What message are you sending in your digital signal? A lot of public companies are making mistakes in their machine-readable digital signal. For example, my personal measurements clearly show that the relations between high-level financial concepts in those messages have mistakes. I am able to extract information from those XBRL-based reports using a simple tool like Microsoft Excel and I am not even a very good programmer. How does that reflect on the public company creating the report, software vendors providing tools to the public companies, and the auditors of those public companies? What might investor relations departments of public companies think about this?

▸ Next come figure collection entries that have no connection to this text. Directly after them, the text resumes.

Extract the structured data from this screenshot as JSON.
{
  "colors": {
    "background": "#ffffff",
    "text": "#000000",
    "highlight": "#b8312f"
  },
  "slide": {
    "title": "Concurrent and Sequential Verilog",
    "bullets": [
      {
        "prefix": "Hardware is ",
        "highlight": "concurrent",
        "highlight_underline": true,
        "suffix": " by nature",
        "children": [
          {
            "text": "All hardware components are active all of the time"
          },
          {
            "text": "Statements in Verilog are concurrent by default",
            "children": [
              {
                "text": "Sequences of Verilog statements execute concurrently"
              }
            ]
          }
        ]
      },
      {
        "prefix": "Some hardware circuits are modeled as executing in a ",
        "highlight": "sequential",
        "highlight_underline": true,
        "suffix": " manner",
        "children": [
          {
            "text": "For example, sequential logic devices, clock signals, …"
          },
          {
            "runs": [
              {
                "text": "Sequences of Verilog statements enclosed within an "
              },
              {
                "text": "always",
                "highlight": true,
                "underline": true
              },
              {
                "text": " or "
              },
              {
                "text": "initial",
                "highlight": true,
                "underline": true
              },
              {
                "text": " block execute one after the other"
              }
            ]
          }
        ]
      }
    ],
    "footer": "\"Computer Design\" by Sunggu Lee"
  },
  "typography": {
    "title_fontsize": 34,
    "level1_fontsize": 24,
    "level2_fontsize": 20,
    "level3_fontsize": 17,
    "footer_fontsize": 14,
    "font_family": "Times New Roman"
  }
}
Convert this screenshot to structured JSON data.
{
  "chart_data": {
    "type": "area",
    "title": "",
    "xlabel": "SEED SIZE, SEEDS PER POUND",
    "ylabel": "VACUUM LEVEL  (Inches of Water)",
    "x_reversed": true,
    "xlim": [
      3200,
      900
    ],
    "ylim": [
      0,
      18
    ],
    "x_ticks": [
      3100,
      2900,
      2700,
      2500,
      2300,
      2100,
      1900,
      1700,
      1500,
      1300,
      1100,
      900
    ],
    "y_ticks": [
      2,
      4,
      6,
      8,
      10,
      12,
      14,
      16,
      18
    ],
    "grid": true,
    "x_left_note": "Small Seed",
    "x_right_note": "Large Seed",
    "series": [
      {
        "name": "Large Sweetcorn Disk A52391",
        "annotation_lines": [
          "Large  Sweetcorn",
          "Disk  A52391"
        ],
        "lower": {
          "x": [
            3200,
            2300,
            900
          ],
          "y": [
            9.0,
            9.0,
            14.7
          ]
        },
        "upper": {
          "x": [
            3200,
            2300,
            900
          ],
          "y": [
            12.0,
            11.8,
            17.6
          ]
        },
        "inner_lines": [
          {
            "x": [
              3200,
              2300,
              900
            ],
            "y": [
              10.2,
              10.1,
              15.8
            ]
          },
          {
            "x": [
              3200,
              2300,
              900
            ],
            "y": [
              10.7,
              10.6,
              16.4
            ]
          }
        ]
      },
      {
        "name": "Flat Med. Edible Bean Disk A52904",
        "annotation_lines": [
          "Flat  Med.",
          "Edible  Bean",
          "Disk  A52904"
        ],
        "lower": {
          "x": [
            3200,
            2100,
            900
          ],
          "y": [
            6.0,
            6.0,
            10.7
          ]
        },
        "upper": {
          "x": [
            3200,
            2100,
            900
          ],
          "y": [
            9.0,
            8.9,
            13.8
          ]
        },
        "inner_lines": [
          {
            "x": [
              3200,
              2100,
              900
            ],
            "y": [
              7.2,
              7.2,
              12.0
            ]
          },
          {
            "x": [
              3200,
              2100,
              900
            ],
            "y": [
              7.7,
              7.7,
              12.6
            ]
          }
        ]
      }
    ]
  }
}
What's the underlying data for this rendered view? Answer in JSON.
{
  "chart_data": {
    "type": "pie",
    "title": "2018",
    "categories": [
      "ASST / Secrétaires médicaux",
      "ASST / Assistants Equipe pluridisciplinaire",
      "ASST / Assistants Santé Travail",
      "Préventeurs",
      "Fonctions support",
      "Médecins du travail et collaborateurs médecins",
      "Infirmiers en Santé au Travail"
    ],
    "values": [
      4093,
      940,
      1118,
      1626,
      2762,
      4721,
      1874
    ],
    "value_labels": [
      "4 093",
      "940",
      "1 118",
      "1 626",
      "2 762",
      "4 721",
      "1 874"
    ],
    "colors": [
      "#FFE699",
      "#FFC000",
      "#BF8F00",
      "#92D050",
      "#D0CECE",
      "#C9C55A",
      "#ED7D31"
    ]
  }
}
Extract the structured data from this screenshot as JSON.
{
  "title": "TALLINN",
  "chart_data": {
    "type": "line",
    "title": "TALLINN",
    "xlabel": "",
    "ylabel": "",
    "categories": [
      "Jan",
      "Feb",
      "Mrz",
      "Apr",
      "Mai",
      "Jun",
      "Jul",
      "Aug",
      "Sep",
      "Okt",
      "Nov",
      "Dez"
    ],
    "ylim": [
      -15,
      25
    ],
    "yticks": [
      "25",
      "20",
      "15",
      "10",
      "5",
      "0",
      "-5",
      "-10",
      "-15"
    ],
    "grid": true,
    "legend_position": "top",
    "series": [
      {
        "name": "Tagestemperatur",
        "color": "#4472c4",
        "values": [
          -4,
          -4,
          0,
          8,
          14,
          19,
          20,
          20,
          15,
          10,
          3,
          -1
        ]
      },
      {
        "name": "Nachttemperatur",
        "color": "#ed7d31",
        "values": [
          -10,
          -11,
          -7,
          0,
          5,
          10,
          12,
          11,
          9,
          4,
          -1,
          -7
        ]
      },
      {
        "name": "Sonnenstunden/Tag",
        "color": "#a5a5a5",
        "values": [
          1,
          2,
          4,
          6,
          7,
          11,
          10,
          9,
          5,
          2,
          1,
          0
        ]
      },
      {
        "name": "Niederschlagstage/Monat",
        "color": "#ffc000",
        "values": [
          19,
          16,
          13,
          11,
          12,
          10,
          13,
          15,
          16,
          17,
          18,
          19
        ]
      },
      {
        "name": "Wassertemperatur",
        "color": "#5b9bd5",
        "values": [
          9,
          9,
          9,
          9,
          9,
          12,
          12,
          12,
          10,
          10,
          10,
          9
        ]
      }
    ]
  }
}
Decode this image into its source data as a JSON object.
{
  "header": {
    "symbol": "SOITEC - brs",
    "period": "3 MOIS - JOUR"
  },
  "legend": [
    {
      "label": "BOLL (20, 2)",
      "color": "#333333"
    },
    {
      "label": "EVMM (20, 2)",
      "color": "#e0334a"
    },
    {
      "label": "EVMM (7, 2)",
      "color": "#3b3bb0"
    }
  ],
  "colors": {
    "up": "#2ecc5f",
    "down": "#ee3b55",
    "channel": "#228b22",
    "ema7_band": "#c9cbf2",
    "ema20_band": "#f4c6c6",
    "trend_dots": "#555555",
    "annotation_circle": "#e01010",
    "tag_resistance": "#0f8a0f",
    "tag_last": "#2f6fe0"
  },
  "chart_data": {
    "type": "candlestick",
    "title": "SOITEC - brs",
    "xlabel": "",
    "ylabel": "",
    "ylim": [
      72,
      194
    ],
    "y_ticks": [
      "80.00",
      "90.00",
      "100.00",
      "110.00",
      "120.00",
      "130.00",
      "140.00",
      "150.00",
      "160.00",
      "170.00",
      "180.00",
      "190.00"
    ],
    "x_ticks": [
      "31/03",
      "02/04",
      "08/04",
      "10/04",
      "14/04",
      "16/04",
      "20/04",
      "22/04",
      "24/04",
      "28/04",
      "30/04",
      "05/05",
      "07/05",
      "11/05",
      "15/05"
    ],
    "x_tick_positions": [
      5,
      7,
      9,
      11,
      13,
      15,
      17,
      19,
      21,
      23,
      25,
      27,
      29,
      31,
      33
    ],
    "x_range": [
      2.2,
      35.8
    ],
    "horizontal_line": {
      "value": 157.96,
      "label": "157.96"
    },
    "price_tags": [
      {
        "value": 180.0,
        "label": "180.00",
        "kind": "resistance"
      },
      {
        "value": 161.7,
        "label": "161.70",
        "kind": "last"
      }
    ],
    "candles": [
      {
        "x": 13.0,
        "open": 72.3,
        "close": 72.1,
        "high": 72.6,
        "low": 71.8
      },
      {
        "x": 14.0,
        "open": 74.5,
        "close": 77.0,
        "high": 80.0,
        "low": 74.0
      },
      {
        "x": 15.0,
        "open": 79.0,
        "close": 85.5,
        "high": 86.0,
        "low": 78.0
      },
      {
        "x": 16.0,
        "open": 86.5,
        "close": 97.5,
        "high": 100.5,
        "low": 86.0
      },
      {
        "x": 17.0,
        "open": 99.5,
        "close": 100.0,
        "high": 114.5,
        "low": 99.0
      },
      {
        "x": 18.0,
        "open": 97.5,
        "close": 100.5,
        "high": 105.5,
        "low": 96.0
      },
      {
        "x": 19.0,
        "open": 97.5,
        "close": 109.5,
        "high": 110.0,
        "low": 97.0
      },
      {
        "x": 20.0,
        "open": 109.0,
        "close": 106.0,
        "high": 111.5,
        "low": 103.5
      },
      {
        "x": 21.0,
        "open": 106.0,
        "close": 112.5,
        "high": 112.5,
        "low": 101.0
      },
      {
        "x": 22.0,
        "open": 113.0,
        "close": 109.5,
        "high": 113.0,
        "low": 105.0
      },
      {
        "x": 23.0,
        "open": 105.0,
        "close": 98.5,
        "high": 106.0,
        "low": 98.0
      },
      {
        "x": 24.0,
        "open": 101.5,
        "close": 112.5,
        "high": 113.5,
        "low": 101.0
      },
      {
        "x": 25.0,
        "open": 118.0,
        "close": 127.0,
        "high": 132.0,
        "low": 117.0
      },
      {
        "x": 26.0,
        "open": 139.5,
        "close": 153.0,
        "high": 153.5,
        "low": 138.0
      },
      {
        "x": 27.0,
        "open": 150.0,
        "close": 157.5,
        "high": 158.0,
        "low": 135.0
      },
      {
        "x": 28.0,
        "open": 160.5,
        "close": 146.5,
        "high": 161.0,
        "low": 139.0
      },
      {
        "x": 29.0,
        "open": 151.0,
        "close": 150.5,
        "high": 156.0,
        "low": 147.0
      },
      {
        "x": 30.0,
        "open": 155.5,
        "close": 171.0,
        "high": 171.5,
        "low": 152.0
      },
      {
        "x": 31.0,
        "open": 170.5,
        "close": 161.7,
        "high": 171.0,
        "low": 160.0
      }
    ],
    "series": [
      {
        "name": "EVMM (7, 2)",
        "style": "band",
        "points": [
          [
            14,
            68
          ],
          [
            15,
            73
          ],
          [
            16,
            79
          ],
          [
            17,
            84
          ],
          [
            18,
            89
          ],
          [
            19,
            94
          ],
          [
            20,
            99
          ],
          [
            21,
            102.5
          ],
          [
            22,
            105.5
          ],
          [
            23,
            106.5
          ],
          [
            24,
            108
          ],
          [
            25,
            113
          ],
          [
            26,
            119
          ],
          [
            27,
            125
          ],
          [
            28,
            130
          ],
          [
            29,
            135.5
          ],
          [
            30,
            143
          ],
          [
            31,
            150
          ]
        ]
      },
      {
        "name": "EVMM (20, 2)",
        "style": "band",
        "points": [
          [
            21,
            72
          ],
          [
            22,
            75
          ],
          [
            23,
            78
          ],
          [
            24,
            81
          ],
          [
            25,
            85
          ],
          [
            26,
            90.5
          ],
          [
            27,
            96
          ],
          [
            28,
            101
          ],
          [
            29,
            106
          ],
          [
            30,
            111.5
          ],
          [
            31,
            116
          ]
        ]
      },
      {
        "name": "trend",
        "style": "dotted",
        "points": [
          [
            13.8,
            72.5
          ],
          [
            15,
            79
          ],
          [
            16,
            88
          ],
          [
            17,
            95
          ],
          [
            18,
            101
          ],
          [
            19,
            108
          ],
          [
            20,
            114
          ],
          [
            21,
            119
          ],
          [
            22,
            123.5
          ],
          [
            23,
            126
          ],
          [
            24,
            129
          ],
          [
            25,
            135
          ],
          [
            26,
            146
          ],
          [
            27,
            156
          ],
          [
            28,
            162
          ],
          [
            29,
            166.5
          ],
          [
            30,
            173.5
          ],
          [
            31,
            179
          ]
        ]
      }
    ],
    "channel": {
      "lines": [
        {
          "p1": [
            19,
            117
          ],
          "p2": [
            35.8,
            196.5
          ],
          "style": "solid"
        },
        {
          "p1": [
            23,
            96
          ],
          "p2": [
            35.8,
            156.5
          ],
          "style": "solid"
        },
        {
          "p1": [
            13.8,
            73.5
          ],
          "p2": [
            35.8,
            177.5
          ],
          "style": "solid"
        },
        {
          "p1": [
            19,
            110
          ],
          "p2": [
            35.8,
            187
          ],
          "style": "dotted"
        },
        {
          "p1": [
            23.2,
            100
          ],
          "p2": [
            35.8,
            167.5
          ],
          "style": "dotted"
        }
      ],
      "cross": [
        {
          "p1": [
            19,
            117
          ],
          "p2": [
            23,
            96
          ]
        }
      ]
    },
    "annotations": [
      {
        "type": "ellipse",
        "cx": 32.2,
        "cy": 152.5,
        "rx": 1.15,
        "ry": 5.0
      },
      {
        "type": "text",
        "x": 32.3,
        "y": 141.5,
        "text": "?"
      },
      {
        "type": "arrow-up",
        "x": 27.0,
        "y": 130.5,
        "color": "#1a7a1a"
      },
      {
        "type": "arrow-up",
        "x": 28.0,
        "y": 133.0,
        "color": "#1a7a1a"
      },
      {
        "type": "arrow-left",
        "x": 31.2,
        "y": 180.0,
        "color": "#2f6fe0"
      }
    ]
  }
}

Many public companies that provide XBRL-based information to the SEC also provide XBRL-based information to some other regulator. For example,
- Depository institutions that submit XBRL-based information to the SEC also must submit XBRL-based information to the Federal Deposit Insurance Corporation (FDIC).
- Energy companies that submit XBRL-based information to the SEC also must submit XBRL-based information to the Federal Energy Regulatory Commission (FERC).
- Insurance companies that submit XBRL-based information to the SEC also must submit information electronically (not XBRL currently) to the National Association of Insurance Commissioners (NAIC).